Most importantly, by making the credit fully refundable, families who wouldn’t otherwise have qualified because their income was too low — meaning, they didn’t owe any federal taxes — were finally dealt in.

The expanded credit, delivered to many via monthly advance payments, slashed child poverty as few other measures ever have. Driven by it and other measures, child poverty fell to its lowest level on record in 2021, just 5.2 percent.

Predictably, Congress let the benefit expire.

Just as predictably, that led to a sharp one-year increase in child poverty, from 5.2 percent in 2021 to 12.4 percent in 2022. About 1 in 3 kids didn’t get the full credit, and these were, according to Columbia’s Center on Poverty and Social Policy, disproportionately “children of color, young children, children in single-parent families, children in larger families” and “children in rural areas.”

Actions and inaction both have consequences.
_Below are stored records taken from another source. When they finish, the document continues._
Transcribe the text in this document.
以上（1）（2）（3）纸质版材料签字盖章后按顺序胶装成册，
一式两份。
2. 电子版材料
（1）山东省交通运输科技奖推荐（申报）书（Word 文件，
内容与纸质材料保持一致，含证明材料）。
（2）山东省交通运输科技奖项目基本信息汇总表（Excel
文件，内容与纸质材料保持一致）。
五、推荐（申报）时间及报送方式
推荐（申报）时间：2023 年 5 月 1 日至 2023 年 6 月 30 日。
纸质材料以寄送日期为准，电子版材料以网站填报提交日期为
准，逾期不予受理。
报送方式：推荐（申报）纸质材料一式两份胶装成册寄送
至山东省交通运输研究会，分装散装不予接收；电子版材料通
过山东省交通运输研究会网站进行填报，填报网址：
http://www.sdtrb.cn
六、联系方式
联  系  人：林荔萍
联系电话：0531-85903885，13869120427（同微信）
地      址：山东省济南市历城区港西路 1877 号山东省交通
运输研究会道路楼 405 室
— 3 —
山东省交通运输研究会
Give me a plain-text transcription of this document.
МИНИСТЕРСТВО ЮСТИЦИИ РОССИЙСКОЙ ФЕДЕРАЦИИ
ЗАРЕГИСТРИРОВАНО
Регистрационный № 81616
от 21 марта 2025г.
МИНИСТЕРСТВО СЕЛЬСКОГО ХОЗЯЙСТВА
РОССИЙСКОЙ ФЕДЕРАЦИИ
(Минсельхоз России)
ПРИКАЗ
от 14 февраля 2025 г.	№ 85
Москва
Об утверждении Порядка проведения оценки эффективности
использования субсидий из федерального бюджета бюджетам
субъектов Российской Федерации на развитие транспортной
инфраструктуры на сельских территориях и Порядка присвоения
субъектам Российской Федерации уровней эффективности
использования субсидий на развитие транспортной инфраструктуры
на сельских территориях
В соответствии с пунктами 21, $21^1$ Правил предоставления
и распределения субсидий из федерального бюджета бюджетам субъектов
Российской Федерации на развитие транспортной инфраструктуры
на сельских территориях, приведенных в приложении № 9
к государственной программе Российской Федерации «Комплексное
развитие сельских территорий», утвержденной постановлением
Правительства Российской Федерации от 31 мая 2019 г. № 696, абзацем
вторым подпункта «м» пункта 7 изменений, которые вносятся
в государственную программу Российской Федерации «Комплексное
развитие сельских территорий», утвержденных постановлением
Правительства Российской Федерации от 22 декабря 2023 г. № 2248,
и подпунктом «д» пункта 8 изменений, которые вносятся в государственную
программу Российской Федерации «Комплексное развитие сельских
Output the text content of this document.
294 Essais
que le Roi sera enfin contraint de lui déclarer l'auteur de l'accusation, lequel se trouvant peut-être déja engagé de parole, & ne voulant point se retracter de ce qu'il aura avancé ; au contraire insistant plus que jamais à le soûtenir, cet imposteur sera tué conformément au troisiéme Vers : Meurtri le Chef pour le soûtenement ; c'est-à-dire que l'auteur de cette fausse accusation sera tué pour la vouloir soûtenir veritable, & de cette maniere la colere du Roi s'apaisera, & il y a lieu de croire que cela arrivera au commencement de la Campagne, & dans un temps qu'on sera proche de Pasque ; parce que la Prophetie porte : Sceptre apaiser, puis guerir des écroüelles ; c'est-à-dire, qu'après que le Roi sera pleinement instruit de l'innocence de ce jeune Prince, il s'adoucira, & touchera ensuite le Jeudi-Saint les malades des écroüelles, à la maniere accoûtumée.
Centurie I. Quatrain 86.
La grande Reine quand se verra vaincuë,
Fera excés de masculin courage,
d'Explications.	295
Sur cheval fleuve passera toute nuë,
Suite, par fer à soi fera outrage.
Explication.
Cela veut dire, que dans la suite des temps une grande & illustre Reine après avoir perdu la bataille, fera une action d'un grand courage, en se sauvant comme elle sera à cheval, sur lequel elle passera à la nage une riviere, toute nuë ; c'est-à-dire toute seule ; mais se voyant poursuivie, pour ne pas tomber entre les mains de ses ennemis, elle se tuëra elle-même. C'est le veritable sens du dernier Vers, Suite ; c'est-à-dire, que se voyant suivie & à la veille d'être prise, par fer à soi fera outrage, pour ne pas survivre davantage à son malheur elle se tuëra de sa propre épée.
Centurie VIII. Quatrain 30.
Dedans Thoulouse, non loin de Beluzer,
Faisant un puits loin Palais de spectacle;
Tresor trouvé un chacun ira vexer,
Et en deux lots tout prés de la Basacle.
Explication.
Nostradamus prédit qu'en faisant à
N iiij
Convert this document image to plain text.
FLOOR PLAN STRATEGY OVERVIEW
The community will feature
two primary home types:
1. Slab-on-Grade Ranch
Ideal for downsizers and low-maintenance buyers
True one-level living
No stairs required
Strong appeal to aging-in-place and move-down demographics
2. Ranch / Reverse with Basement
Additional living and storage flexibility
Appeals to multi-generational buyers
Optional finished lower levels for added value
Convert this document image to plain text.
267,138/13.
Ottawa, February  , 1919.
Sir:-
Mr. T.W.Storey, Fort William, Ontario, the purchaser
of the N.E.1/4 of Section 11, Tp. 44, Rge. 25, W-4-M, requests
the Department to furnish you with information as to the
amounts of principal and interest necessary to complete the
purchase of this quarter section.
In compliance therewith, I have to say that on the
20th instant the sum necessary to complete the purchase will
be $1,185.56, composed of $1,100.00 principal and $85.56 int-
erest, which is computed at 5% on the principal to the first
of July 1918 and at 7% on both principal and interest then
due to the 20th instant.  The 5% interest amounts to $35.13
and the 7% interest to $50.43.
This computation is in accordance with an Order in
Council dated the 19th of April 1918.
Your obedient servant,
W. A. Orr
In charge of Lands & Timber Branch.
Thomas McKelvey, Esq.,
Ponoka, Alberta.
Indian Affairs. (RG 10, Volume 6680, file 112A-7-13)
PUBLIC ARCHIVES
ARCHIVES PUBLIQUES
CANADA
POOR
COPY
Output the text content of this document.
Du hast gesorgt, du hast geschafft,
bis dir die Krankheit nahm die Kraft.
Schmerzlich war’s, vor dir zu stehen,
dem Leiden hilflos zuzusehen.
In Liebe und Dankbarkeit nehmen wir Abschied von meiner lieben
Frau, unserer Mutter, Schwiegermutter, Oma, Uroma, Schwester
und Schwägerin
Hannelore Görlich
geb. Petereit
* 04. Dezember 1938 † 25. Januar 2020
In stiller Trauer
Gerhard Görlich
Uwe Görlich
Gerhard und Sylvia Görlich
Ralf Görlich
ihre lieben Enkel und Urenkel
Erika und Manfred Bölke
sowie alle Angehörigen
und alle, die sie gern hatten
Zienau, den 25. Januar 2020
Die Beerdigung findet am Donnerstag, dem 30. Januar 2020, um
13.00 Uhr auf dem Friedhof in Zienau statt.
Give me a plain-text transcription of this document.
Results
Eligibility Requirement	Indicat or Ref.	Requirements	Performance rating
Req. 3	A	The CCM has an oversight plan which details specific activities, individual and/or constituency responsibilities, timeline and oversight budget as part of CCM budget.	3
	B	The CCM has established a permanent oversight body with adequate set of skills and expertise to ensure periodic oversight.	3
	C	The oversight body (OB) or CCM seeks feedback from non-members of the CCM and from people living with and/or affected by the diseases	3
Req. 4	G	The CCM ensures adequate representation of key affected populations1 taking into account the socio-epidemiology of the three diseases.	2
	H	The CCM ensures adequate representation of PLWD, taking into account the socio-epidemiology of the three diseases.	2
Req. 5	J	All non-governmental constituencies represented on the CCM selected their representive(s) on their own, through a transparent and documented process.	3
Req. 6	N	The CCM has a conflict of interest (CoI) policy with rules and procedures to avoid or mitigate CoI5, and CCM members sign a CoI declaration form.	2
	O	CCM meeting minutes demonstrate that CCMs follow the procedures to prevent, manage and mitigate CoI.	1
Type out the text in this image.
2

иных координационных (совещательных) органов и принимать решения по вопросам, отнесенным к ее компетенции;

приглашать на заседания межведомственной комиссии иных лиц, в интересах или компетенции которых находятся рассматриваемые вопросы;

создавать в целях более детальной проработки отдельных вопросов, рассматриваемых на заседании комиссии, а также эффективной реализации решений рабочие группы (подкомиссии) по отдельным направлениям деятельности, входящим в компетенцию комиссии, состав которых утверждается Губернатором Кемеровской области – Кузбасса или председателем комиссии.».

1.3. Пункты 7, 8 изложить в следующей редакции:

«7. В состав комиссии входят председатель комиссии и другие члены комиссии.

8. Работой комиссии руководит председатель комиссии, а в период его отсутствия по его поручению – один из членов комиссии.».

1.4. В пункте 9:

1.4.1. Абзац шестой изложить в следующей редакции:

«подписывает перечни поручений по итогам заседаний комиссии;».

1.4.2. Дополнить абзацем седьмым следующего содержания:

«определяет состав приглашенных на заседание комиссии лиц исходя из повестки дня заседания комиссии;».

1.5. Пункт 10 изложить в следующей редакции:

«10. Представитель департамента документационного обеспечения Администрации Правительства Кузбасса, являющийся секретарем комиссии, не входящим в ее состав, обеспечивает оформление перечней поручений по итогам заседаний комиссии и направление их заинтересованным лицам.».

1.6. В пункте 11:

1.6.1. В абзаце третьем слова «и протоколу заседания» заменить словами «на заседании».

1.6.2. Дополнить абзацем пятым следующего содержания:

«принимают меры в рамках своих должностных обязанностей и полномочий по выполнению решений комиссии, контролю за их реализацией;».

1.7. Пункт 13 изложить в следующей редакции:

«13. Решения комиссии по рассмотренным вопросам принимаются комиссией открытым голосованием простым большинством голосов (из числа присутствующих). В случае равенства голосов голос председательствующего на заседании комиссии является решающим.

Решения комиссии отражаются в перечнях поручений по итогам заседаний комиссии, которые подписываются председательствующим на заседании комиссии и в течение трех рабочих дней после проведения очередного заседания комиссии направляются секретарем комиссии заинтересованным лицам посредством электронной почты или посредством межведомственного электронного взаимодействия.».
Poverty is not just lack of spending money for toys and candy; it coincides with increased risk of homelessness, hunger, inadequate educational opportunities and more.

The revived credit doesn’t do everything the 2021 version did, but it ups the maximum credit over time and adjusts the rules in ways beneficial for struggling families, so that everyone who earns $14,000 a year or more will qualify for the full refundable credit.

The Center on Budget and Policy Priorities says that taken together, the measures will lift around 400,000 kids out of poverty and make 3 million poor kids better off than they were before — this year alone. The numbers would get better still next year.

The deal by Wyden and Smith connects the child tax credit to reviving some expired business tax cuts passed during the Trump administration. While it’s a bit dispiriting to think that a measure proven to lift hundreds of thousands of kids out of dire economic straits requires such a sweetener, it’ll be well worth the cost.